Los jefes se estrecharon la mano, y después Barrios hizo una seña a su guardaespaldas, que se encaminó hacia el coche. Martín se acercó a Hernández, que encendió un cigarrillo para hacer tiempo: no era prudente que les vieran juntos, aunque fueran unos segundos mientras cogían el coche.


Josu entró en el Gudari. Apenas había tres personas en el bar: saludó a Mikel, después dos besos a Maitane y un suave beso en los labios a Cristina.

—¿Qué tal?—preguntó ésta.
—Nos han dado fecha para el juicio. El 6 de abril.
—¿Cómo lo ves?
—Ahora soy un capo. Es más fácil que antes demostrar que estoy vinculado a la Cosa Kostra, pero también tengo más responsabilidades. No puedo acabar en la cárcel.
—No puedes dejar que te metan en la cárcel por una paliza a un niñato de NNGG. Lasai. Saldremos de ésta. ¿Eneko ya está más tranquilo?
—No creo. Se le nota un poco mal. Pensaba que cuando se unió a la Cosa Kostra ya tenía claro que se arriesgaba a ser detenido o encarcelado, pero se ve que no.
—Sí, hay algunos que se lo toman como un juego.

Maitane, dejando un poco de intimidad al reencuentro de la pareja, había estado echando un vistazo a Twitter en su móvil. Entonces intervino.

—Ya que habláis de palizas a niñatos de NNGG, tenemos un problema.
—¿Qué pasa?—Josu y Cristina parecieron hacerse conscientes de repente de que no estaban solos.
—El niñato al que le dieron una paliza los soldados de Celaya el miércoles. Acaba de morir en el hospital.


Mikel Amorrortu salió del portal y encendió un cigarrillo. Cresta rubia, camiseta de La Polla Records, pantalones de tartán y botas militares: cumpliendo totalmente el estereotipo de punk, era normal que la mayoría de ancianas le mirasen mal por la calle.

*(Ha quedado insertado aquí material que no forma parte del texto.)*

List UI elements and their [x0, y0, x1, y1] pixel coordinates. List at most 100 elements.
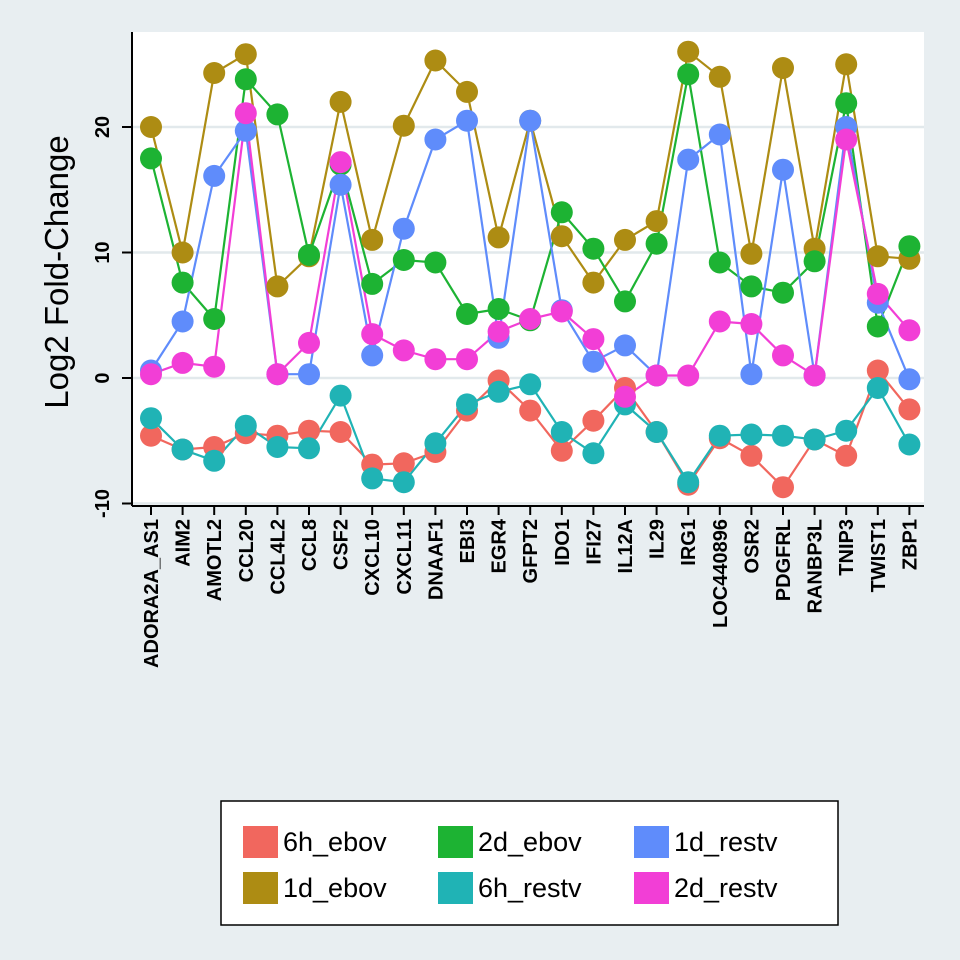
data-point-2d_ebov: [898, 235, 921, 258]
data-point-6h_restv: [329, 384, 352, 407]
x-tick-label: TNIP3: [836, 519, 858, 576]
x-tick-label: RANBP3L: [805, 519, 827, 613]
data-point-1d_ebov: [424, 49, 447, 72]
data-point-2d_restv: [519, 308, 542, 330]
data-point-2d_ebov: [677, 63, 700, 86]
data-point-6h_ebov: [582, 409, 605, 432]
data-point-1d_ebov: [645, 210, 668, 233]
data-point-2d_restv: [614, 385, 636, 408]
data-point-1d_ebov: [456, 80, 478, 103]
data-point-2d_restv: [487, 320, 510, 343]
data-point-1d_ebov: [614, 228, 636, 251]
data-point-2d_restv: [140, 363, 162, 386]
data-point-6h_restv: [582, 442, 605, 465]
y-tick-label: 10: [92, 241, 114, 263]
x-tick-label: LOC440896: [710, 519, 732, 628]
data-point-1d_restv: [740, 363, 763, 386]
data-point-2d_restv: [171, 351, 194, 374]
data-point-2d_restv: [298, 331, 320, 354]
data-point-1d_ebov: [203, 62, 226, 84]
legend-item-2d_ebov: 2d_ebov: [438, 826, 582, 858]
data-point-2d_ebov: [582, 237, 605, 260]
data-point-6h_ebov: [550, 439, 573, 462]
series-points: [140, 40, 921, 499]
data-point-2d_restv: [803, 364, 826, 387]
data-point-2d_ebov: [234, 68, 257, 91]
data-point-6h_restv: [550, 421, 573, 443]
legend-label: 6h_restv: [478, 873, 582, 903]
data-point-1d_restv: [898, 368, 921, 391]
legend: 6h_ebov 2d_ebov 1d_restv 1d_ebov 6h_restv 2d_…: [220, 800, 839, 926]
x-tick-label: CXCL11: [394, 519, 416, 595]
x-tick-label: ZBP1: [899, 519, 921, 570]
data-point-2d_ebov: [614, 290, 636, 313]
legend-label: 2d_restv: [674, 873, 778, 903]
data-point-2d_restv: [361, 323, 384, 346]
data-point-1d_restv: [203, 164, 226, 187]
data-point-2d_ebov: [424, 251, 447, 274]
data-point-1d_ebov: [392, 114, 415, 137]
data-point-2d_ebov: [392, 249, 415, 271]
legend-label: 1d_ebov: [283, 873, 387, 903]
legend-item-1d_ebov: 1d_ebov: [243, 872, 387, 904]
data-point-1d_restv: [424, 128, 447, 151]
x-tick-label: PDGFRL: [773, 519, 795, 601]
data-point-6h_restv: [708, 424, 731, 447]
data-point-2d_restv: [582, 328, 605, 351]
x-tick-label: CCL20: [236, 519, 258, 582]
y-tick-label: 20: [92, 116, 114, 138]
data-point-6h_ebov: [740, 444, 763, 467]
x-tick-label: CCL4L2: [267, 519, 289, 595]
legend-item-2d_restv: 2d_restv: [634, 872, 778, 904]
data-point-2d_ebov: [361, 272, 384, 295]
data-point-2d_ebov: [866, 315, 889, 338]
x-tick-label: OSR2: [741, 519, 763, 573]
data-point-1d_ebov: [234, 43, 257, 66]
data-point-2d_ebov: [456, 303, 478, 325]
data-point-6h_ebov: [392, 452, 415, 475]
data-point-2d_ebov: [835, 92, 858, 115]
y-tick-label: 0: [92, 372, 114, 383]
data-point-2d_restv: [866, 282, 889, 305]
data-point-6h_ebov: [772, 476, 794, 499]
y-axis-title: Log2 Fold-Change: [38, 135, 75, 408]
data-point-1d_ebov: [140, 116, 162, 138]
data-point-2d_restv: [708, 310, 731, 333]
legend-marker: [439, 826, 472, 858]
legend-marker: [244, 872, 277, 904]
data-point-2d_restv: [329, 151, 352, 174]
legend-label: 2d_ebov: [478, 827, 582, 857]
data-point-6h_ebov: [140, 424, 162, 447]
x-tick-label: IDO1: [552, 519, 574, 566]
data-point-2d_ebov: [803, 250, 826, 273]
legend-box: [220, 800, 839, 926]
data-point-6h_restv: [361, 467, 384, 490]
data-point-2d_ebov: [708, 251, 731, 274]
data-point-6h_restv: [487, 380, 510, 403]
x-tick-label: IL29: [647, 519, 669, 559]
data-point-2d_ebov: [266, 103, 289, 126]
data-point-2d_restv: [392, 339, 415, 362]
data-point-1d_ebov: [740, 242, 763, 265]
data-point-6h_restv: [456, 393, 478, 416]
x-tick-label: AMOTL2: [204, 519, 226, 601]
data-point-2d_ebov: [171, 271, 194, 294]
data-point-6h_ebov: [866, 359, 889, 382]
y-tick-label: -10: [92, 489, 114, 518]
legend-marker: [244, 826, 277, 858]
data-point-2d_restv: [772, 344, 794, 367]
data-point-2d_restv: [456, 348, 478, 371]
x-tick-label: ADORA2A_AS1: [141, 519, 163, 668]
axes: -10 0 10 20 ADORA2A_AS1 AIM2 AMOTL2 CCL20 CCL4L2…: [92, 32, 924, 668]
legend-marker: [635, 826, 668, 858]
data-point-2d_ebov: [203, 308, 226, 330]
data-point-6h_restv: [298, 437, 320, 460]
data-point-1d_restv: [361, 344, 384, 367]
data-point-1d_restv: [171, 310, 194, 333]
legend-label: 6h_ebov: [283, 827, 387, 857]
data-point-1d_restv: [582, 350, 605, 373]
x-tick-label: IRG1: [678, 519, 700, 566]
data-point-1d_ebov: [487, 226, 510, 249]
x-tick-label: CCL8: [299, 519, 321, 571]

Aquel día, el problema no fueron las ancianas. Un coche de policía se detuvo junto a él y dos policías se acercaron a paso rápido, con una mano en el cinturón, preparados para actuar.

Amorrortu suspiró y tiró el cigarrillo. Un piti desperdiciado. Qué se le iba a hacer.

Uno de los policías le puso contra la pared y le empezó a cachear. Por suerte, no llevaba armas encima.

—¿Eres Mikel Amorrortu?—preguntó.

Entonces, el joven quedó helado. Estaba tan acostumbrado a que la policía le parase para registrarle en busca de drogas sin más razones que su vestimenta, que lo había tomado por otro cacheo rutinario. Pero si sabían su nombre, podía tener la certeza de que no le esperaba nada bueno.

—¿Eres sordo o gilipollas?—insistió el agente—¿No me escuchas cuando te hablo?
—Sí. Sí, soy Mikel Amorrortu.
—Bien.

Al momento, le esposó las manos a la espalda, y le apoyó nuevamente contra la pared, usando a propósito algo más de fuerza de la necesaria para que la cabeza de Amorrortu golpeara la pared y le hiciera una pequeña herida en la frente.


—Una vecina te grabó cuando te cargabas a un chaval de 19 años—le informó el otro policía—. Te vas a pasar toda la vida en la cárcel, hijo de puta. Ya verás cómo te dejan el culo.